Dear “Wiggly”, may you rest in peace ♥



I have written about our baby journey since we decided that it was time to start a family. Later today I will make them all public for you to read if you’d like. They are all under a new category called “Pregnancy. The posts will however show up newest to oldest, so if you want to read them in order, you have to click NEXT til the end. 

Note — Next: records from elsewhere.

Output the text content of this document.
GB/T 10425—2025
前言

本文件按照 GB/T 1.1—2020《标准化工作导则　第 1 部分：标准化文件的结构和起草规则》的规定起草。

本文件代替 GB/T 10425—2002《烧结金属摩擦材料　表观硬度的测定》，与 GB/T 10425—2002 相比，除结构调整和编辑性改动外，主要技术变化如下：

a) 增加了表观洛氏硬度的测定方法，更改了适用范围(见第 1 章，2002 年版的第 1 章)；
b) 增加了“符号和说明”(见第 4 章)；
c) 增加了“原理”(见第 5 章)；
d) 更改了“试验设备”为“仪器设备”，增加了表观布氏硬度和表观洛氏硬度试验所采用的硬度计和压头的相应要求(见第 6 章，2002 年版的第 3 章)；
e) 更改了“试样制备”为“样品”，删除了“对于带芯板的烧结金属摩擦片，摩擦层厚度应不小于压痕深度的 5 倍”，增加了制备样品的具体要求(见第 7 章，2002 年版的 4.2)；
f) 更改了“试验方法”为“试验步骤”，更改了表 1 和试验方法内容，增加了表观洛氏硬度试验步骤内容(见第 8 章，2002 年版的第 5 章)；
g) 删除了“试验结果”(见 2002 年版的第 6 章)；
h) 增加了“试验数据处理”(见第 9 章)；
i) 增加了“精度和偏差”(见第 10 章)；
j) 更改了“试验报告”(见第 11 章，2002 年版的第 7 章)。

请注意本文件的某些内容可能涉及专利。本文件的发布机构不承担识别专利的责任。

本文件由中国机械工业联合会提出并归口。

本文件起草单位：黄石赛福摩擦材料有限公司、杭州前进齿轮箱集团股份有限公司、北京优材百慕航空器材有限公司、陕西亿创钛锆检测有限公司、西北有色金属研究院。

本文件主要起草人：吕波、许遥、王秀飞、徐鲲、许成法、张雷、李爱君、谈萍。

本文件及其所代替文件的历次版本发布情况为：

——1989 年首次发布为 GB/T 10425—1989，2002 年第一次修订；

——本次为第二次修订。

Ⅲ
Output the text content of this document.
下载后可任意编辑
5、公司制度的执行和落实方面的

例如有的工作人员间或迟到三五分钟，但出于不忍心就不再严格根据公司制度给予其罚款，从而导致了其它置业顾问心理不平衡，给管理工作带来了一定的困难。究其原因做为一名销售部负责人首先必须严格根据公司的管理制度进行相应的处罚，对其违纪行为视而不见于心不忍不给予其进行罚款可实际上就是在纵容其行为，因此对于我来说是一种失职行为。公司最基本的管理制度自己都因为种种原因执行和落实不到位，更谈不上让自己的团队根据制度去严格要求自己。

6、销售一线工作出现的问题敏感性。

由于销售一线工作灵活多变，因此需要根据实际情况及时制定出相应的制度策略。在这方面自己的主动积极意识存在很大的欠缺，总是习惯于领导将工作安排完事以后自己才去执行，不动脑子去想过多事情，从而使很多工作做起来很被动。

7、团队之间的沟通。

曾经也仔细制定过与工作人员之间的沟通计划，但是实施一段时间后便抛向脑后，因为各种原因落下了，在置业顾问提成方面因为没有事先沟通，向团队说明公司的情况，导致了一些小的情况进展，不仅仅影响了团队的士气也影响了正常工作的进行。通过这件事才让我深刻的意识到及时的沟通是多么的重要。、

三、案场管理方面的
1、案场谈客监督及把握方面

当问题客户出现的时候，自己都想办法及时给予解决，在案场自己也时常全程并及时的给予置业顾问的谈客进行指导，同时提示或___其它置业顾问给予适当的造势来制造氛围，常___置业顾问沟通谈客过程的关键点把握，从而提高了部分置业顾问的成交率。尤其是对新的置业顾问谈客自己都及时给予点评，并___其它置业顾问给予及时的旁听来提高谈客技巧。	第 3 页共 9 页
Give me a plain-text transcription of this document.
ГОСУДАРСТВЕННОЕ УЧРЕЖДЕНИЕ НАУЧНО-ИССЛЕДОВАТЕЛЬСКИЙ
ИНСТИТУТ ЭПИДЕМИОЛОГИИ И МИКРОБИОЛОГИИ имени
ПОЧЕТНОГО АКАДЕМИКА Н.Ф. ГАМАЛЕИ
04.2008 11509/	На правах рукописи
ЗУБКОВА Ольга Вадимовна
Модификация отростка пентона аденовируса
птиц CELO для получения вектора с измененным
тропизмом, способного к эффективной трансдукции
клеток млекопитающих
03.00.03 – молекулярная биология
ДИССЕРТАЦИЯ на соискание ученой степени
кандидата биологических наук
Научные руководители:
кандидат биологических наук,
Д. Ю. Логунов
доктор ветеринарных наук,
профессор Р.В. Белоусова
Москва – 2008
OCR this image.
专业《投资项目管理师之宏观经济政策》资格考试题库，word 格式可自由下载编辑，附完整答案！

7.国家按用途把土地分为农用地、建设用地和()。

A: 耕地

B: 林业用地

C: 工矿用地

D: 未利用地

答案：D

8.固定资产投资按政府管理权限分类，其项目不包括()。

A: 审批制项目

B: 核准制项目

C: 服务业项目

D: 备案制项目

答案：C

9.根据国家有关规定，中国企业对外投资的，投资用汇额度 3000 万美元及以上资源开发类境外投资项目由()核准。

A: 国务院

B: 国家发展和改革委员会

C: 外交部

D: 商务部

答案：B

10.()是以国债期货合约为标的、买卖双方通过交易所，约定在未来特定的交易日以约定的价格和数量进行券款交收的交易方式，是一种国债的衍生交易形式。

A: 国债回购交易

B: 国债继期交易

As you probably understand, this is the reason why I took two weeks off from everything. I have been allowing myself to just feel whatever I needed to feel. Jim and I are both sad of course, disappointed to not become parents this year but we were both pretty quick to accept it and I feel ok. I cry if I feel like I have to but I’m not forcing anything. Whatever emotions pops up, I just let it happen. But mostly, I’m ok. Really. 
We have a follow up appointment next week and that’s when we are hoping to get the test results back. We already know why our baby died, but we are waiting for more details. 


Please note; Because of my pregnancy story turning into a complete mystery and all that, I have now changed the category name to Partial Molar Pregnancy. There just isn’t enough info about this kind if pregnancy and I want women (and men) who might go through this as well to be able to read what my experience of all this was.